There was an interesting development. A colleague called and asked me for advice on how to insert 4 billion rows in a table with a simple structure.
Very simple. No primary key, no indexes. It is needed to perform some specific tests.
create table t1 (
id tinyint not null
Actually, not 4 billion, but 2^32 records are needed, i.e. 4,294,967,296.
The classical method used in these cases is doubling the table contents:
My solution was similar to the one from my quiz.
insert into t1 values (1),(1),(1),(1),(1),(1),(1),(1);
insert into t1 select * from t1;
insert into t1 select * from t1; # and so on
This one is faster than the doubling method, but it still requires from 40 to 65 minutes, depending on how fast is your server.
CREATE VIEW `v4` AS
union all select NULL
union all select NULL
union all select NULL;
CREATE VIEW v1024 AS
select null from v4 a, v4 b, v4 c, v4 d, v4 e;
INSERT INTO t1 select 1 from v1024 a, v1024 b, v1024 c, v4 ;
So, the challenge, for which we will give away 1 MySQL T-shirt to the winner, is as following:
- Generate 2^32 records for table t1;
- no limits to the length of code to use;
- you can use stored routines, temporary tables, views, events, whatever makes the insertion fast;
- the method must be portable across operating systems. If it is not portable, a Unix-only method may be accepted if it is exceptionally faster than SQL-only solutions;
- methods relying on external applications cannot be accepted;
- If an programming language is needed, for compatibility with the test suite we can only accept Bash shell or Perl scripts;
- If you devise a fast method to insert data using MySQL Proxy, a Lua script can be accepted.

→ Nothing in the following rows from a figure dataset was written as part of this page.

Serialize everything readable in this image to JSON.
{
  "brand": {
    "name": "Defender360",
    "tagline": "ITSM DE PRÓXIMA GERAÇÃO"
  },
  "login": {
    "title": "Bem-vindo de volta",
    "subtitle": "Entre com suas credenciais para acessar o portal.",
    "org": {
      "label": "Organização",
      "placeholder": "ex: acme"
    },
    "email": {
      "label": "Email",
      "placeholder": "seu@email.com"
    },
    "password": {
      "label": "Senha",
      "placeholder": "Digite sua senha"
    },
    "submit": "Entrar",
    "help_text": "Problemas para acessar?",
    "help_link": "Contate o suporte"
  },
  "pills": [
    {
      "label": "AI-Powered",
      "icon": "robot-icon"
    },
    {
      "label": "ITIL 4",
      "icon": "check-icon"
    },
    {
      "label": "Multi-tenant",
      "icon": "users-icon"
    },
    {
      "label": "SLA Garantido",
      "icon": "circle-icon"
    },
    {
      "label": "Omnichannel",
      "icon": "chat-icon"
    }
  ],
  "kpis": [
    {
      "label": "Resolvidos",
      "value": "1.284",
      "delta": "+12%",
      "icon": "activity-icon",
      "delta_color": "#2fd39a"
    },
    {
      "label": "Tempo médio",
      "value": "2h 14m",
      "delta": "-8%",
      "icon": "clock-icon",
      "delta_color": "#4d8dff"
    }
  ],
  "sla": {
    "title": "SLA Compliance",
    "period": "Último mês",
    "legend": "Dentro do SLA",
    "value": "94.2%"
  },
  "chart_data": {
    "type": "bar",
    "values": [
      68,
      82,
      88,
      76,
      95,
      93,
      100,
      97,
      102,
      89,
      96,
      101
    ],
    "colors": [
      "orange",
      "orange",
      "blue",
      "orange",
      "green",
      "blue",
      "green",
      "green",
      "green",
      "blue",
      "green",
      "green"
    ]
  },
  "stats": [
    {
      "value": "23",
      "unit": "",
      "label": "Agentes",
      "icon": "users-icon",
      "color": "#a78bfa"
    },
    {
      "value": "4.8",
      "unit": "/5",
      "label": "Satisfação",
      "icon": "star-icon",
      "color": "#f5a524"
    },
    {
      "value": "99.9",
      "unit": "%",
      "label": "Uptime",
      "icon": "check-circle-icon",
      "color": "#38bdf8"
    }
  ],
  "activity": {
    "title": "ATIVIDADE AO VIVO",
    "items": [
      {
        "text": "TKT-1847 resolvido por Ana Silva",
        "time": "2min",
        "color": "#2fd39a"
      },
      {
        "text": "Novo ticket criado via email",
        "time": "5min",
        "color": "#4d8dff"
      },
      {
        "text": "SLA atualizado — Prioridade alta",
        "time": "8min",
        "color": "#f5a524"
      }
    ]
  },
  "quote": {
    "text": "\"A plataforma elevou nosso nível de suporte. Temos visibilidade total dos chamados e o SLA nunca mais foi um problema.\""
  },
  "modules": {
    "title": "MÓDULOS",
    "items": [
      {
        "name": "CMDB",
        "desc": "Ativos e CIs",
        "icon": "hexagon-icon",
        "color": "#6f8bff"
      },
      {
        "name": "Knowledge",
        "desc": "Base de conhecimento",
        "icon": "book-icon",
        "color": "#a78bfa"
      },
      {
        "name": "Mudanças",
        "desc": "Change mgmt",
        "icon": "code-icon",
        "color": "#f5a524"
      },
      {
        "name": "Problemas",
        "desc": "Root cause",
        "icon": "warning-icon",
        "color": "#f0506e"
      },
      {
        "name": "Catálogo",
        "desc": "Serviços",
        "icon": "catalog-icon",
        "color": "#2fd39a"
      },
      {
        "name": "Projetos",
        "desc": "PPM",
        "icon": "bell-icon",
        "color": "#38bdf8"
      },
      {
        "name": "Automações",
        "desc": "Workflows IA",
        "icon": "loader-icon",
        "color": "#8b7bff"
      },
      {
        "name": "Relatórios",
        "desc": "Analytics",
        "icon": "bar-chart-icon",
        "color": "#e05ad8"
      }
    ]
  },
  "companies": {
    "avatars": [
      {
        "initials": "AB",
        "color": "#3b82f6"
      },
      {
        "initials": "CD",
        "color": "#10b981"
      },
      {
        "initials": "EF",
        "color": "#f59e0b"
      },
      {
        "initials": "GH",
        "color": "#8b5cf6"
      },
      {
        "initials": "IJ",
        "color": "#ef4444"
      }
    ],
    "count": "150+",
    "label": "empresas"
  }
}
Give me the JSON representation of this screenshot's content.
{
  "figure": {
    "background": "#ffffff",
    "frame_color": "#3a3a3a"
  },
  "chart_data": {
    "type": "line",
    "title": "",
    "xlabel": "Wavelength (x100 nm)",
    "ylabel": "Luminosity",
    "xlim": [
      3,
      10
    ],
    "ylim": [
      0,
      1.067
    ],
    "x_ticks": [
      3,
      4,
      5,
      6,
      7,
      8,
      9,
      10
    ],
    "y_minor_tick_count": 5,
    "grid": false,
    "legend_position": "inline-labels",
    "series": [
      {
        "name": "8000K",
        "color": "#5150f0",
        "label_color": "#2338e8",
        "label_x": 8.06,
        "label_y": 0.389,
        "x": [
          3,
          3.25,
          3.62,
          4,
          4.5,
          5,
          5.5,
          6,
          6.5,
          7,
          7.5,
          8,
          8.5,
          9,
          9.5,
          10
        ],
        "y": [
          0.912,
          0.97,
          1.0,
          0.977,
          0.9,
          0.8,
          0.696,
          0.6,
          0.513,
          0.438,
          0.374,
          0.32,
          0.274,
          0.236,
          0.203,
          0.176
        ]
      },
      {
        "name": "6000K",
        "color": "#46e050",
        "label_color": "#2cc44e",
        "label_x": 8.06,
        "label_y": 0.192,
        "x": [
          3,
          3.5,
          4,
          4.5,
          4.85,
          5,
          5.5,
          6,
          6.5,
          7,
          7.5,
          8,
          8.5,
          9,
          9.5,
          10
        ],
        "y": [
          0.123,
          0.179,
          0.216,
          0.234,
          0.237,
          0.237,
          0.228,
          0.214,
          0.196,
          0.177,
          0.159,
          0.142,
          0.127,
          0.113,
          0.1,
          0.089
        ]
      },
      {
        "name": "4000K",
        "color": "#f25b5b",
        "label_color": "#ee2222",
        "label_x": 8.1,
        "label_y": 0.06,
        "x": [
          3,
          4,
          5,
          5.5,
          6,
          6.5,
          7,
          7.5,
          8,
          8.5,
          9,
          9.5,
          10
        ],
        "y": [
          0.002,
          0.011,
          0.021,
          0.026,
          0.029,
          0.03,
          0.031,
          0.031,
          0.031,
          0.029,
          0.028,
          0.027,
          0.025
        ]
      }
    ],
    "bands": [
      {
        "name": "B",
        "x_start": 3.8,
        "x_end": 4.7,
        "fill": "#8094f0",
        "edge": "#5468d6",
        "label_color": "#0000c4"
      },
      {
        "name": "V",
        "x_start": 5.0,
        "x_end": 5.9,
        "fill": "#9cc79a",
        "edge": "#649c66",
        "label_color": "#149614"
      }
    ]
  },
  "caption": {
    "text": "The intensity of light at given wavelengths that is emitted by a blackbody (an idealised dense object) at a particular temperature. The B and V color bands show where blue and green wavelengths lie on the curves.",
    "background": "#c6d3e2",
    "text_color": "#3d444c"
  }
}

- what matters is the final insertion speed and ease of use.
- If a method uses an external script, its speed must be more than 20% faster than the fastest method using only SQL.
- The speed will be calculated on my server, using MySQL 5.1.23.
Solutions so far
- Dpin. 20 minutes for a portable solution is very good.
- Jedy. Very nice, but not that fast. 32 minutes.
- Todd. Brilliant solution (10 minutes for 4 billion rows!), but really impractical. We need something that works for any engine. This one is a dirty trick that is fun to use once, but in the long run it won't stand.